In recent weeks we’ve been hearing time and again about the “Saudi Initiative” or “Arab Peace Initiative,” partly thanks to the Palestinian Authority, which bothered to publicize it with an ad posted in Israeli newspapers and decorated with the flags of Arab states. Meanwhile, President Shimon Peres has been declaring, both in Israel and abroad, that the Saudi peace initiative constitutes a basis for a diplomatic process.

 

Those who review the plan can clearly see that the Arabs are not renouncing any demand, including the right of return of millions of Arabs into the tiny State of Israel. During the Camp David conference in the summer of 2000, it was Mahmoud Abbas who strongly objected to renouncing the right of return and Temple Mount, thereby limiting Arafat’s room to maneuver.

 

Abbas and Palestinian Authority officials are acting in line with the advice of excellent strategic consultant Ahmad Tibi. This is the same consultant who also accompanied Arafat during the joyful Oslo years, and even managed to turn him into a peace-loving Santa Claus. When figures such as Benny Begin pointed to Arafat’s Arabic-language speeches, where he spoke about “temporary agreements” until it would be possible to take over the entire Land of Israel, Peres dismissed them as “peace refuseniks,” until it was ultimately proven that Arafat indeed tirelessly aspired to destroy the State of Israel in line with the famous “phase by phase” plan.

 

However, Abbas and the Kings Abdullah (both in Saudi Arabia and in Jordan) are again resorting to the same old sweet talk, promising us a “peace of the brave” in a new honey trap.

 

According to the initiative, Arab states will establish normal ties with Israel in return to a withdrawal to the 1967 borders, the establishment of a Palestinian state with its capital in Jerusalem, and a resolution of the refugee problem in line with UN Resolution 194, which calls for the return of all 1948 refugees into the State of Israel. This resolution was also adopted by “Israel lovers” at the UN in Resolution 1397. It is also mentioned in President Bush’s “Road Map” initiative.

 

It seems that lately, when it’s clear to everyone that Oslo has failed, and when it’s clear that the disengagement plan brought Qassams to Ashkelon, and soon to Ashdod, people are looking for other ways to press Israel to “get rid” of Judea, Samaria, and the Golan Heights.

 

Well, it would be appropriate for our national parties, which according to all polls will be forming the next government, to reject the initiative and make it clear to our president that he does not speak on behalf of the State of Israel when he promotes a move whose only result would be the Jewish State’s destruction.
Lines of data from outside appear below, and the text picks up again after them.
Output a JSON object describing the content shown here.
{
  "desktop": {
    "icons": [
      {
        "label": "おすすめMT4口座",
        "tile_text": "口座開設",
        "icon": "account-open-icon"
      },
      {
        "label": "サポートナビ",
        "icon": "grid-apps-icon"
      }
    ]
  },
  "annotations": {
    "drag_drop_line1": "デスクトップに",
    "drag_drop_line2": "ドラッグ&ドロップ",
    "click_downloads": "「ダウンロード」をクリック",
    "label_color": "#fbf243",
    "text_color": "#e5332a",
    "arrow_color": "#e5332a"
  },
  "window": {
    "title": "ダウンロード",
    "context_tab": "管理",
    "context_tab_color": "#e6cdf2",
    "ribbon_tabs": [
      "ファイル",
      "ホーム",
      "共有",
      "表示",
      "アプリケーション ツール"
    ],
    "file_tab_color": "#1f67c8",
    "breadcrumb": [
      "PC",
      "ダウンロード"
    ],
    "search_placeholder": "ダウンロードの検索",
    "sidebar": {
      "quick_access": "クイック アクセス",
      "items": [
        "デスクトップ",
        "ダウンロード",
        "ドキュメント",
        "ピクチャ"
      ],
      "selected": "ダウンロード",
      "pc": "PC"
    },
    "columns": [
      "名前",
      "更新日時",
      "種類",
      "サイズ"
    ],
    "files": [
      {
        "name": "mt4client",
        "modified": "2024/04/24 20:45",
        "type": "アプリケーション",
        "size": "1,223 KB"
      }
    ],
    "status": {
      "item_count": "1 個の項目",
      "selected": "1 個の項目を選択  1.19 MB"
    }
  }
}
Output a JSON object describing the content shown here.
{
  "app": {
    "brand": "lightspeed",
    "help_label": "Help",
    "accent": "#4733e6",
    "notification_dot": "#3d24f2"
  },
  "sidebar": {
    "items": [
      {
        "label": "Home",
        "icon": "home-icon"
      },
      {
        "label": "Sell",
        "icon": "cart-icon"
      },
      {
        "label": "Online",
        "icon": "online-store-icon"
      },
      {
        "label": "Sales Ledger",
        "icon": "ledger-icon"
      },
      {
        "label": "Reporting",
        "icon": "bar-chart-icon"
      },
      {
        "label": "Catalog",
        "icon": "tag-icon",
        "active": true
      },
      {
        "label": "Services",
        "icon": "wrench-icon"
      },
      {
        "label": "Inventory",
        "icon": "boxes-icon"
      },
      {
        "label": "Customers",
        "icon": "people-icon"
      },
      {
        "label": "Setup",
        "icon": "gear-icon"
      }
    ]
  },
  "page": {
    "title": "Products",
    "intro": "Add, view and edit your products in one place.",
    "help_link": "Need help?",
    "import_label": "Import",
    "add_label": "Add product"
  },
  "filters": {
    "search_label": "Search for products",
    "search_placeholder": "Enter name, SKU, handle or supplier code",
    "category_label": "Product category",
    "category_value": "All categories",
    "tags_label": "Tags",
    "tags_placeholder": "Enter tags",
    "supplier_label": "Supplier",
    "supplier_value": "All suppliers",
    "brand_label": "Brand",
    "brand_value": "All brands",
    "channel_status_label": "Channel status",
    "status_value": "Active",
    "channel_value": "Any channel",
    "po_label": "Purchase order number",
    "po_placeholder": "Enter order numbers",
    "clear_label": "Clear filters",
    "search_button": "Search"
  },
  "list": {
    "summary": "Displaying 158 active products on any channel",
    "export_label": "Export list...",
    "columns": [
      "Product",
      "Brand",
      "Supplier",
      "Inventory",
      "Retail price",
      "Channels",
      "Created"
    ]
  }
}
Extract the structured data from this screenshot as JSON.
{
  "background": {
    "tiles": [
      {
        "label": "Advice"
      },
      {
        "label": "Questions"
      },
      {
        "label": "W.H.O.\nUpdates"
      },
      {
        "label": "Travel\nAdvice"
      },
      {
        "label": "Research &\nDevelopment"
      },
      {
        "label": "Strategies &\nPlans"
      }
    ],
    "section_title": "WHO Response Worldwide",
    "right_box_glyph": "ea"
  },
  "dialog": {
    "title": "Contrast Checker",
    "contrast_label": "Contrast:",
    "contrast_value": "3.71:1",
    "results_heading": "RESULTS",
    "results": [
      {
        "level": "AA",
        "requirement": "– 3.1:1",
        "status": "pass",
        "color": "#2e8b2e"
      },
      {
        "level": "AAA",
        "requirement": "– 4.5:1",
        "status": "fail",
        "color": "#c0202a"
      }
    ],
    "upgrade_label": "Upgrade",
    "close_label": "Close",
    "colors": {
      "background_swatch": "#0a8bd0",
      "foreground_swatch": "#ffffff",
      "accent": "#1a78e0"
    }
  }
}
It would also be proper for Kadima members, who during Sharon’s era resolutely resisted the plan, to speak up.

 

Sharon rejected initiative

The initiative was adopted at the Arab summit in Beirut on March 28, 2002 based on a proposal by Saudi Crown Prince Abdullah (currently King Abdullah.) The summit’s decision emphasized the clause pertaining to the right of return.

 

The Sharon government realized that accepting the initiative means establishing a Palestinian state in Judea and Samaria and turning the State of Israel into a state of all its citizens, once refugees return into Israel. In other words: This is the Jewish State’s end.

 

Therefore, Sharon and his government rejected the initiative in March 2002, and when the Israeli government decided to adopt President Bush’s “Road Map,” a dangerous plan in and of itself, the government presented 14 reservations, including a rejection of Resolution 1397 and the Saudi initiative.

 

Now that we’ve been told that the diplomatic team of President-elect Barack Obama is leaning towards turning the initiative into the basis for his Mideastern activity, we must hear Israeli voices objecting to the initiative and pointing out its perils.

 

Don’t believe biased publications on behalf of interested parties claiming that “all issues in the document are open for negotiations.” The time has come to believe the declarations made by all Arab world spokespeople, who claim this is a complete package, and that they will not be compromising on any of its components.

 

Have we not had enough of the Oslo delusions? Are we again going to be fed mirages of an approaching agreement, if only we agree for another small concession?